SURAMADUPOST Jakarta – Kepala Badan Gizi Nasional (BGN) Nanik S. Deyang akan melakukan refocusing penerima manfaat program Makan Bergizi Gratis (MBG). Salah satu yang dipertimbangkan adalah menghentikan pemberian MBG di sekolah-sekolah yang siswanya sudah memiliki akses gizi yang baik.
“Kami akan refocusing penerima manfaat. Rasanya tidak perlu kalau sekolah-sekolah yang tergolong mampu. Di rumah, kebutuhan gizinya kemungkinan juga sudah lebih baik,” kata Nanik usai dilantik menjadi Kepala BGN di Istana Negara, Jakarta, Senin (8/6/2026).
“Kita akan arahkan nanti benar-benar pada anak-anak atau penerima manfaat yang mutlak membutuhkan intervensi gizi. Ini kita lakukan refocusing untuk memastikan apakah data 63 juta yang sekarang ada ini benar-benar butuh seluruhnya, atau sebetulnya bisa dikurangi sebagian untuk kemudian dialihkan kepada wilayah lain yang belum memperoleh,” papar Nanik secara rinci.
Nanik menegaskan bahwa sepanjang tahun anggaran 2026 ini, BGN diperintahkan oleh Presiden untuk lebih fokus pada penguatan kualitas ketimbang mengejar kuantitas cakupan wilayah.
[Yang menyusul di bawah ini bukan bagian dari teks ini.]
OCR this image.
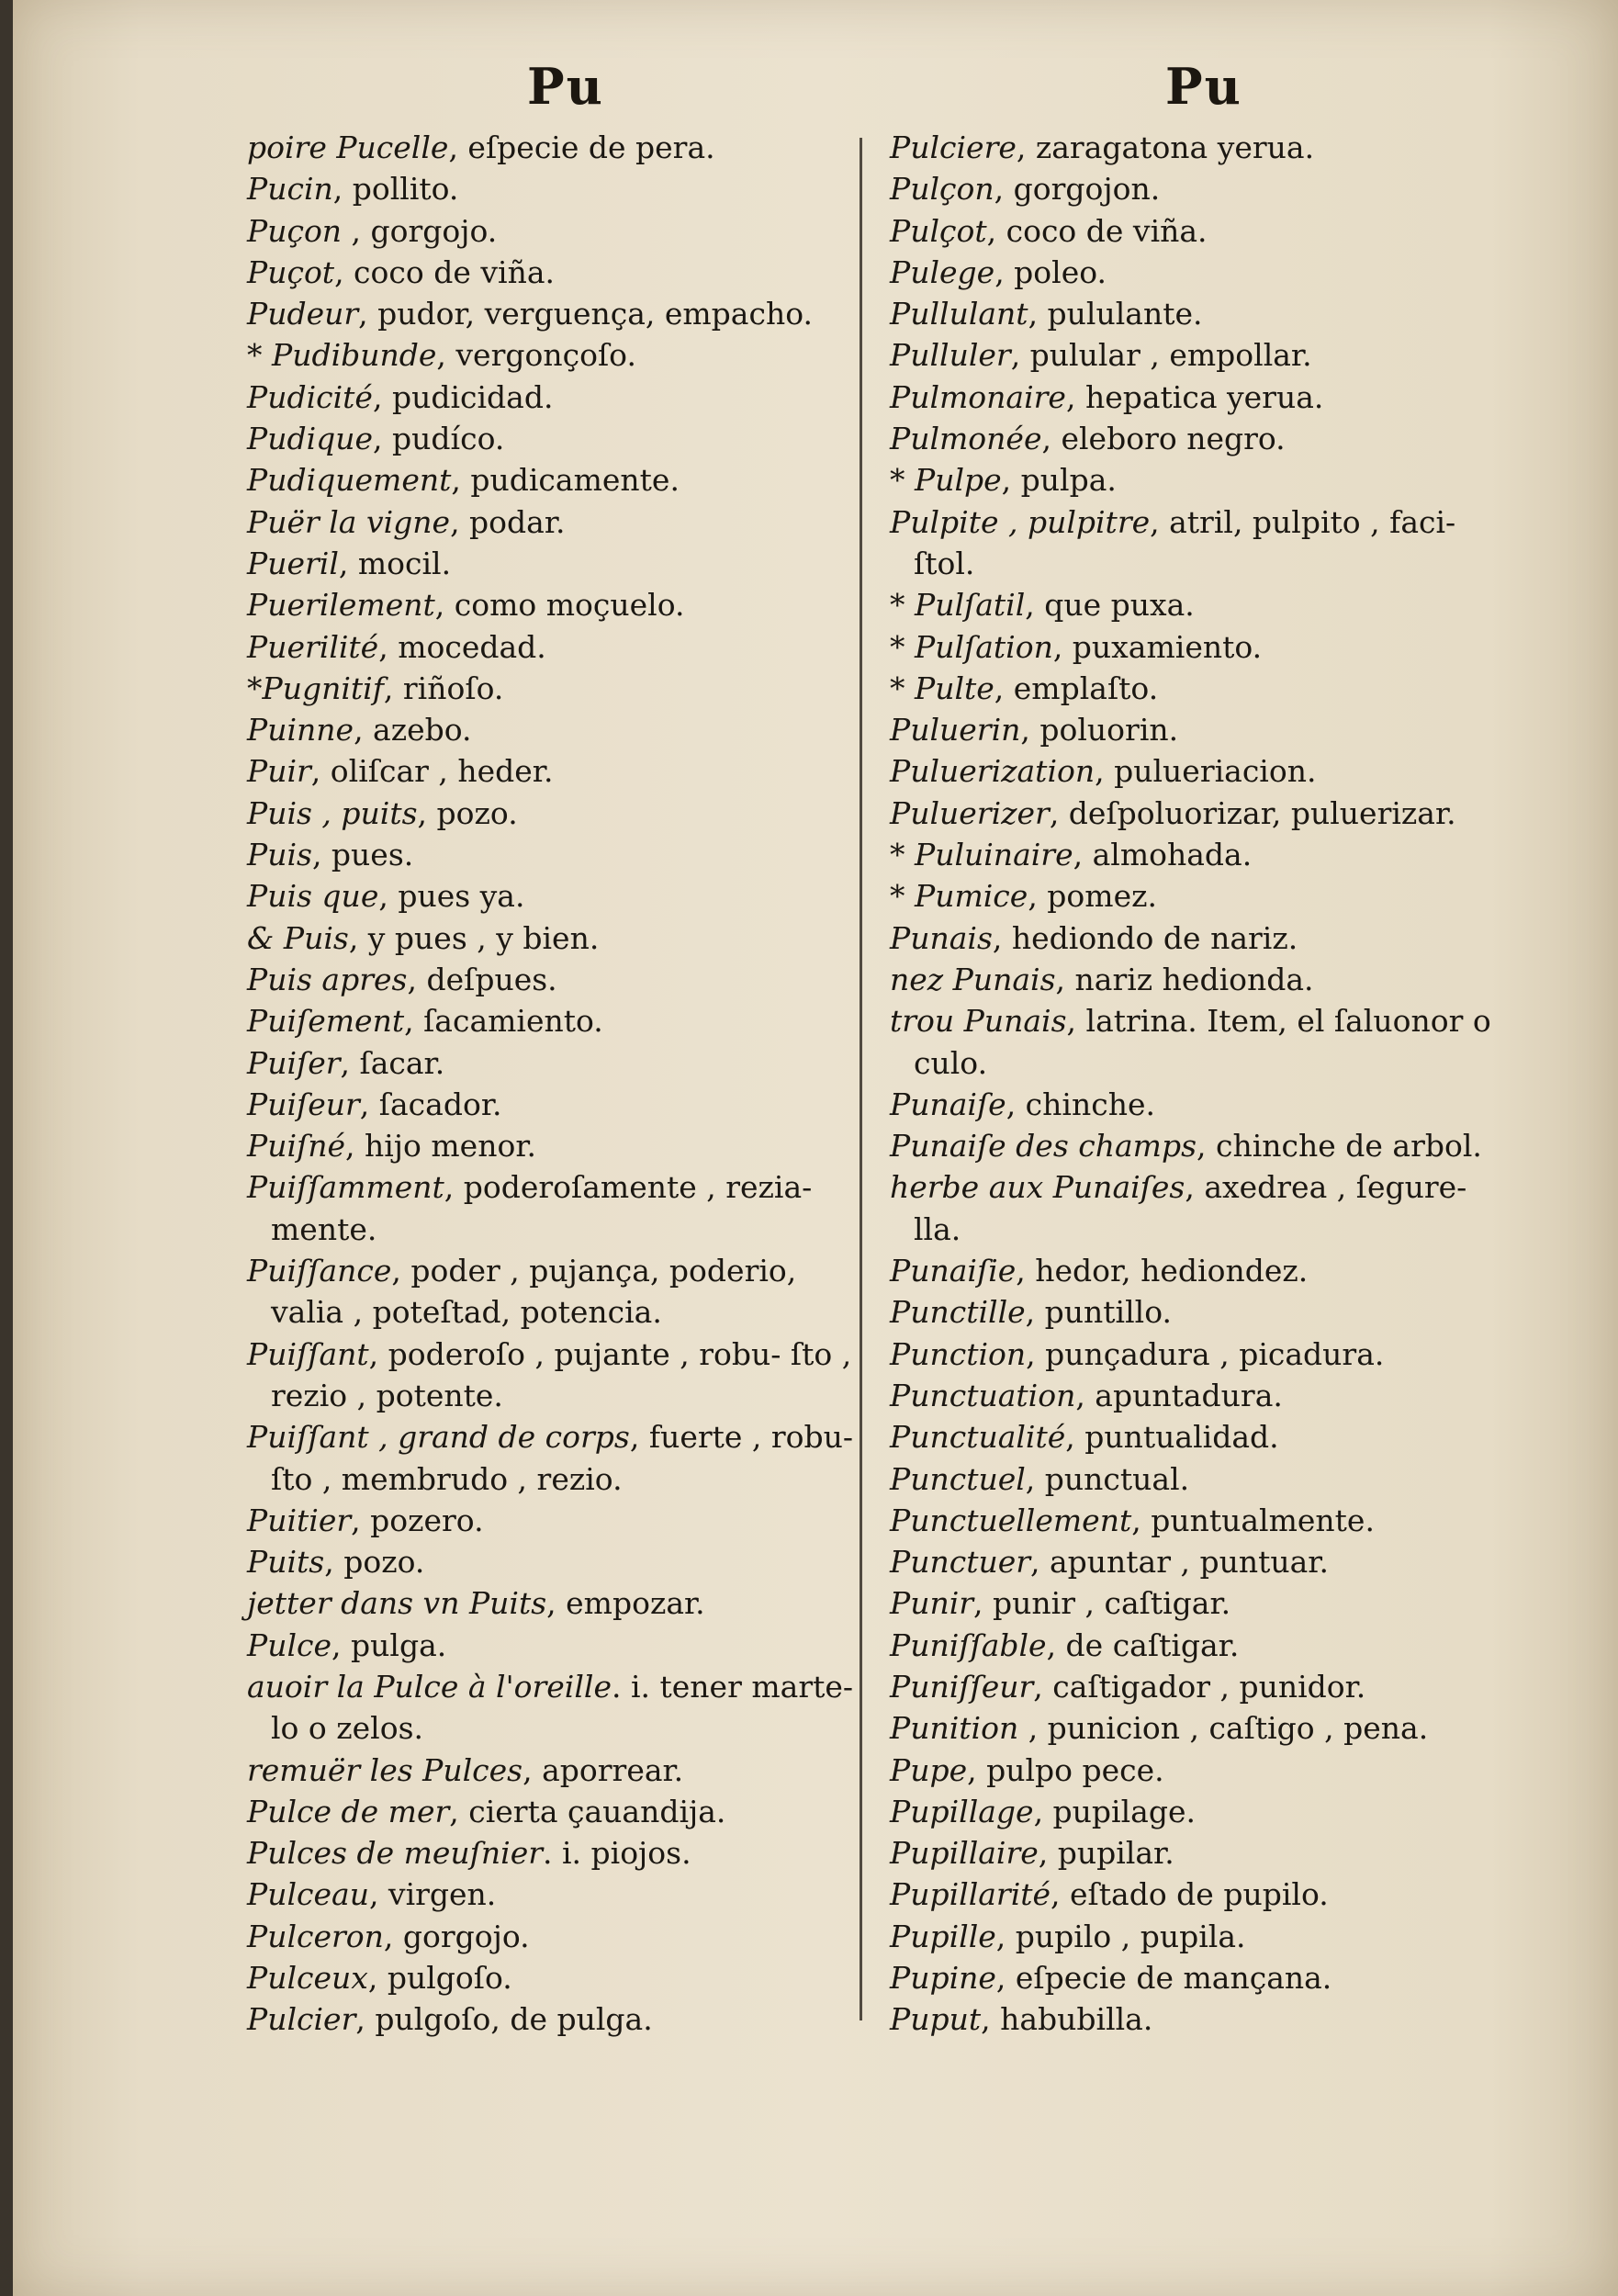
Pu	Pu
poire Pucelle, eſpecie de pera.
Pucin, pollito.
Puçon , gorgojo.
Puçot, coco de viña.
Pudeur, pudor, verguença, empacho.
* Pudibunde, vergonçoſo.
Pudicité, pudicidad.
Pudique, pudíco.
Pudiquement, pudicamente.
Puër la vigne, podar.
Pueril, mocil.
Puerilement, como moçuelo.
Puerilité, mocedad.
*Pugnitif, riñoſo.
Puinne, azebo.
Puir, oliſcar , heder.
Puis , puits, pozo.
Puis, pues.
Puis que, pues ya.
& Puis, y pues , y bien.
Puis apres, deſpues.
Puiſement, ſacamiento.
Puiſer, ſacar.
Puiſeur, ſacador.
Puiſné, hijo menor.
Puiſſamment, poderoſamente , rezia- mente.
Puiſſance, poder , pujança, poderio, valia , poteſtad, potencia.
Puiſſant, poderoſo , pujante , robu- ſto , rezio , potente.
Puiſſant , grand de corps, fuerte , robu- ſto , membrudo , rezio.
Puitier, pozero.
Puits, pozo.
jetter dans vn Puits, empozar.
Pulce, pulga.
auoir la Pulce à l'oreille. i. tener marte- lo o zelos.
remuër les Pulces, aporrear.
Pulce de mer, cierta çauandija.
Pulces de meuſnier. i. piojos.
Pulceau, virgen.
Pulceron, gorgojo.
Pulceux, pulgoſo.
Pulcier, pulgoſo, de pulga.
Pulciere, zaragatona yerua.
Pulçon, gorgojon.
Pulçot, coco de viña.
Pulege, poleo.
Pullulant, pululante.
Pulluler, pulular , empollar.
Pulmonaire, hepatica yerua.
Pulmonée, eleboro negro.
* Pulpe, pulpa.
Pulpite , pulpitre, atril, pulpito , faci- ſtol.
* Pulſatil, que puxa.
* Pulſation, puxamiento.
* Pulte, emplaſto.
Puluerin, poluorin.
Puluerization, pulueriacion.
Puluerizer, deſpoluorizar, puluerizar.
* Puluinaire, almohada.
* Pumice, pomez.
Punais, hediondo de nariz.
nez Punais, nariz hedionda.
trou Punais, latrina. Item, el ſaluonor o culo.
Punaiſe, chinche.
Punaiſe des champs, chinche de arbol.
herbe aux Punaiſes, axedrea , ſegure- lla.
Punaiſie, hedor, hediondez.
Punctille, puntillo.
Punction, punçadura , picadura.
Punctuation, apuntadura.
Punctualité, puntualidad.
Punctuel, punctual.
Punctuellement, puntualmente.
Punctuer, apuntar , puntuar.
Punir, punir , caſtigar.
Puniſſable, de caſtigar.
Puniſſeur, caſtigador , punidor.
Punition , punicion , caſtigo , pena.
Pupe, pulpo pece.
Pupillage, pupilage.
Pupillaire, pupilar.
Pupillarité, eſtado de pupilo.
Pupille, pupilo , pupila.
Pupine, eſpecie de mançana.
Puput, habubilla.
Pihaknya akan menerjunkan tim pengawas untuk mengecek secara langsung kepatuhan operasional dapur-dapur yang sudah berjalan agar tetap linier dengan petunjuk teknis (juknis) kesehatan dan kebersihan yang berlaku.
Sementara itu, untuk menyiasati pemenuhan gizi di wilayah Tertinggal, Terdepan, dan Terluar (3T), BGN akan membangun kolaborasi pendanaan kreatif non-APBN. Lembaga ini siap menggandeng dana Corporate Social Responsibility (CSR) dari Badan Usaha Milik Negara (BUMN), dana hibah luar negeri, hingga kemitraan sektor swasta lokal guna menghadirkan Program MBG yang efektif, berkelanjutan, dan berdampak nyata bagi masa depan generasi Indonesia.

Apa itu Refocusing ?
Refocusing adalah tindakan atau kebijakan memusatkan kembali perhatian, sumber daya, atau anggaran pada prioritas utama yang lebih mendesak, biasanya dengan cara membatalkan atau menunda program yang kurang relevan. Istilah ini paling sering digunakan dalam pengelolaan keuangan negara atau daerah, manajemen perusahaan, dan psikologi.
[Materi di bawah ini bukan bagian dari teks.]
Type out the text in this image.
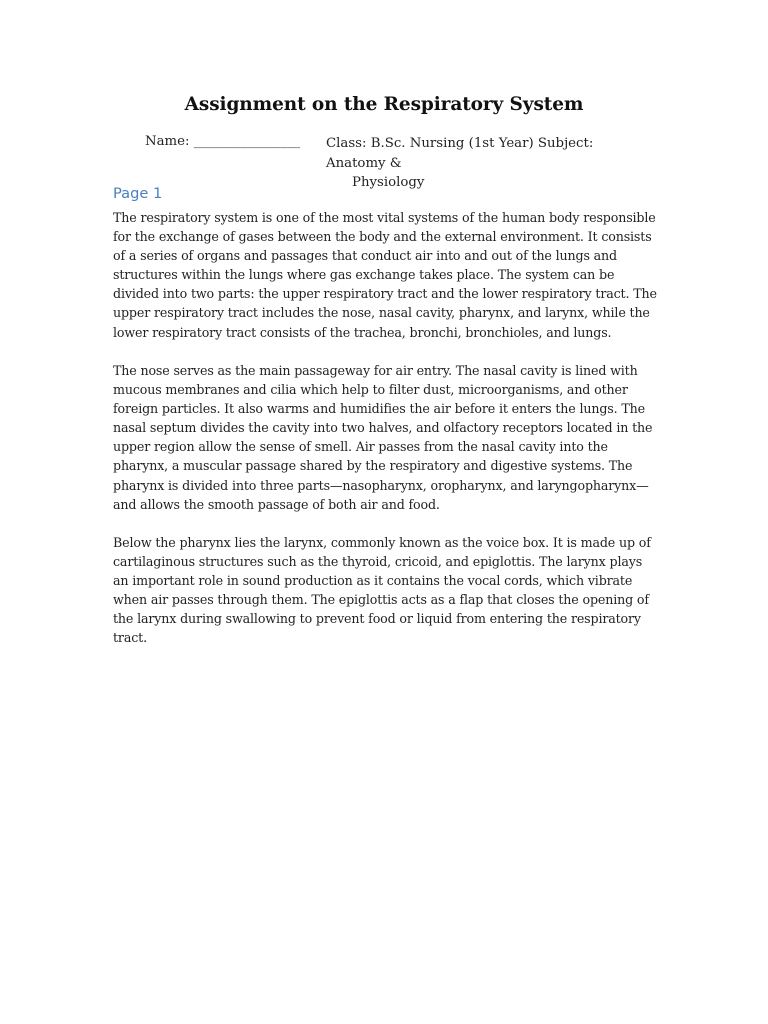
Assignment on the Respiratory System
Name: ________________ Class: B.Sc. Nursing (1st Year) Subject: Anatomy &
Physiology
Page 1

The respiratory system is one of the most vital systems of the human body responsible for the exchange of gases between the body and the external environment. It consists of a series of organs and passages that conduct air into and out of the lungs and structures within the lungs where gas exchange takes place. The system can be divided into two parts: the upper respiratory tract and the lower respiratory tract. The upper respiratory tract includes the nose, nasal cavity, pharynx, and larynx, while the lower respiratory tract consists of the trachea, bronchi, bronchioles, and lungs.

The nose serves as the main passageway for air entry. The nasal cavity is lined with mucous membranes and cilia which help to filter dust, microorganisms, and other foreign particles. It also warms and humidifies the air before it enters the lungs. The nasal septum divides the cavity into two halves, and olfactory receptors located in the upper region allow the sense of smell. Air passes from the nasal cavity into the pharynx, a muscular passage shared by the respiratory and digestive systems. The pharynx is divided into three parts—nasopharynx, oropharynx, and laryngopharynx—and allows the smooth passage of both air and food.

Below the pharynx lies the larynx, commonly known as the voice box. It is made up of cartilaginous structures such as the thyroid, cricoid, and epiglottis. The larynx plays an important role in sound production as it contains the vocal cords, which vibrate when air passes through them. The epiglottis acts as a flap that closes the opening of the larynx during swallowing to prevent food or liquid from entering the respiratory tract.
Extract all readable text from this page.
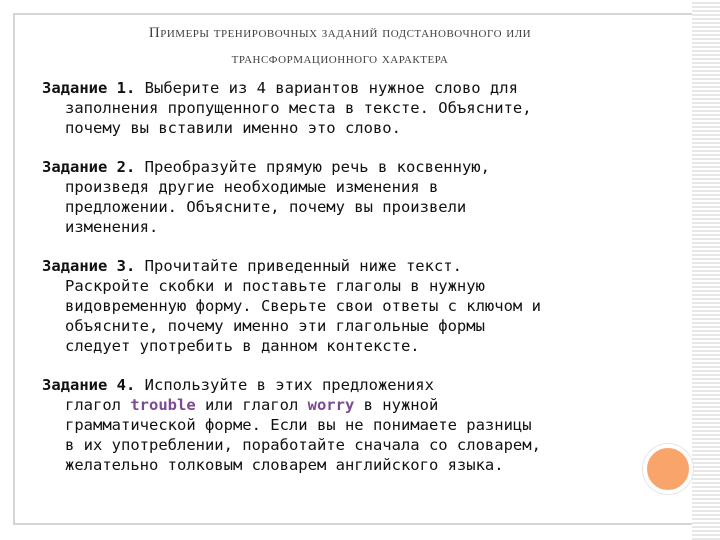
Примеры тренировочных заданий подстановочного или
трансформационного характера
Задание 1. Выберите из 4 вариантов нужное слово для
заполнения пропущенного места в тексте. Объясните,
почему вы вставили именно это слово.
Задание 2. Преобразуйте прямую речь в косвенную,
произведя другие необходимые изменения в
предложении. Объясните, почему вы произвели
изменения.
Задание 3. Прочитайте приведенный ниже текст.
Раскройте скобки и поставьте глаголы в нужную
видовременную форму. Сверьте свои ответы с ключом и
объясните, почему именно эти глагольные формы
следует употребить в данном контексте.
Задание 4. Используйте в этих предложениях
глагол trouble или глагол worry в нужной
грамматической форме. Если вы не понимаете разницы
в их употреблении, поработайте сначала со словарем,
желательно толковым словарем английского языка.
1. Keuangan dan Anggaran Pemerintah
Dalam konteks APBN atau APBD, refocusing adalah pengalihan anggaran dari kegiatan yang dinilai kurang mendesak (seperti perjalanan dinas atau seminar) untuk membiayai program prioritas atau kondisi darurat
2. Manajemen dan Bisnis
Bagi organisasi atau perusahaan, refocusing adalah strategi untuk mengarahkan ulang visi, operasional, atau produk demi mencapai tujuan inti (core business) perusahaan, terutama ketika arah sebelumnya dinilai kurang efektif atau pasar mengalami perubahan.
3. Psikologi
Dalam psikologi dan pengembangan diri, refocusing adalah proses mengalihkan pikiran, energi, atau kecemasan dari hal-hal negatif dan pemicu stres ke arah solusi yang lebih positif dan produktif.